Comparative hybridization reveals extensive genome variation in the AIDS-associated pathogen Cryptococcus neoformans

Guanggan Hu^*¹ , Iris Liu^*¹ , Anita Sham¹ , Jason E Stajich²^,3 , Fred S Dietrich² and James W Kronstad¹

¹Michael Smith Laboratories, The University of British Columbia, 2185 East Mall, Vancouver, British Columbia V6T 1Z4, Canada

²Department of Molecular Genetics and Microbiology, Institute for Genome Sciences and Policy, 287 CARL Building, Duke University Medical Center, Durham, NC 27710, USA

³Department of Plant and Microbial Biology, 121 Koshland Hall, University of California, Berkeley, CA 94720-3102, USA

author email corresponding author email* Contributed equally

Genome Biology 2008, 9:R41doi:10.1186/gb-2008-9-2-r41


Published:	22 February 2008

Subject areas: Genome studies, Medicine

Abstract

Background

Genome variability can have a profound influence on the virulence of pathogenic microbes.
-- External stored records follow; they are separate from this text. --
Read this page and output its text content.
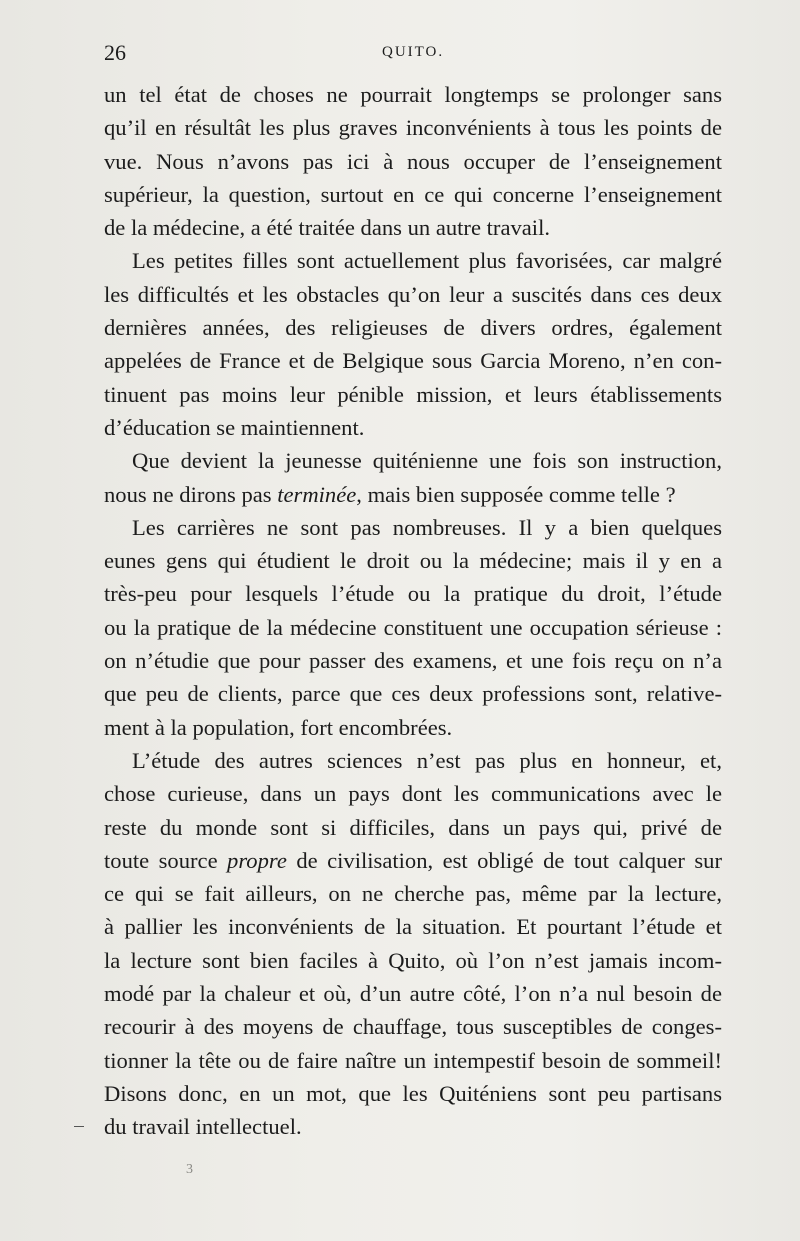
26	QUITO.

un tel état de choses ne pourrait longtemps se prolonger sans
qu’il en résultât les plus graves inconvénients à tous les points de
vue. Nous n’avons pas ici à nous occuper de l’enseignement
supérieur, la question, surtout en ce qui concerne l’enseignement
de la médecine, a été traitée dans un autre travail.

Les petites filles sont actuellement plus favorisées, car malgré
les difficultés et les obstacles qu’on leur a suscités dans ces deux
dernières années, des religieuses de divers ordres, également
appelées de France et de Belgique sous Garcia Moreno, n’en con-
tinuent pas moins leur pénible mission, et leurs établissements
d’éducation se maintiennent.

Que devient la jeunesse quiténienne une fois son instruction,
nous ne dirons pas terminée, mais bien supposée comme telle ?

Les carrières ne sont pas nombreuses. Il y a bien quelques
eunes gens qui étudient le droit ou la médecine; mais il y en a
très-peu pour lesquels l’étude ou la pratique du droit, l’étude
ou la pratique de la médecine constituent une occupation sérieuse :
on n’étudie que pour passer des examens, et une fois reçu on n’a
que peu de clients, parce que ces deux professions sont, relative-
ment à la population, fort encombrées.

L’étude des autres sciences n’est pas plus en honneur, et,
chose curieuse, dans un pays dont les communications avec le
reste du monde sont si difficiles, dans un pays qui, privé de
toute source propre de civilisation, est obligé de tout calquer sur
ce qui se fait ailleurs, on ne cherche pas, même par la lecture,
à pallier les inconvénients de la situation. Et pourtant l’étude et
la lecture sont bien faciles à Quito, où l’on n’est jamais incom-
modé par la chaleur et où, d’un autre côté, l’on n’a nul besoin de
recourir à des moyens de chauffage, tous susceptibles de conges-
tionner la tête ou de faire naître un intempestif besoin de sommeil!
Disons donc, en un mot, que les Quiténiens sont peu partisans
du travail intellectuel.

3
The availability of genome sequences for two strains of the AIDS-associated fungal pathogen Cryptococcus neoformans presented an opportunity to use comparative genome hybridization (CGH) to examine genome variability between strains of different mating type, molecular subtype, and ploidy.

Results

Initially, CGH was used to compare the approximately 100 kilobase MATa and MATα mating-type regions in serotype A and D strains to establish the relationship between the Log2 ratios of hybridization signals and sequence identity. Subsequently, we compared the genomes of the environmental isolate NIH433 (MATa) and the clinical isolate NIH12 (MATα) with a tiling array of the genome of the laboratory strain JEC21 derived from these strains. In this case, CGH identified putative recombination sites and the origins of specific segments of the JEC21 genome. Similarly, CGH analysis revealed marked variability in the genomes of strains representing the VNI, VNII, and VNB molecular subtypes of the A serotype, including disomy for chromosome 13 in two strains. Additionally, CGH identified differences in chromosome content between three strains with the hybrid AD serotype and revealed that chromosome 1 from the serotype A genome is preferentially retained in all three strains.

Conclusion

The genomes of serotypes A, D, and AD strains exhibit extensive variation that spans the range from small differences (such as regions of divergence, deletion, or amplification) to the unexpected disomy for chromosome 13 in haploid strains and preferential retention of specific chromosomes in naturally occurring diploids.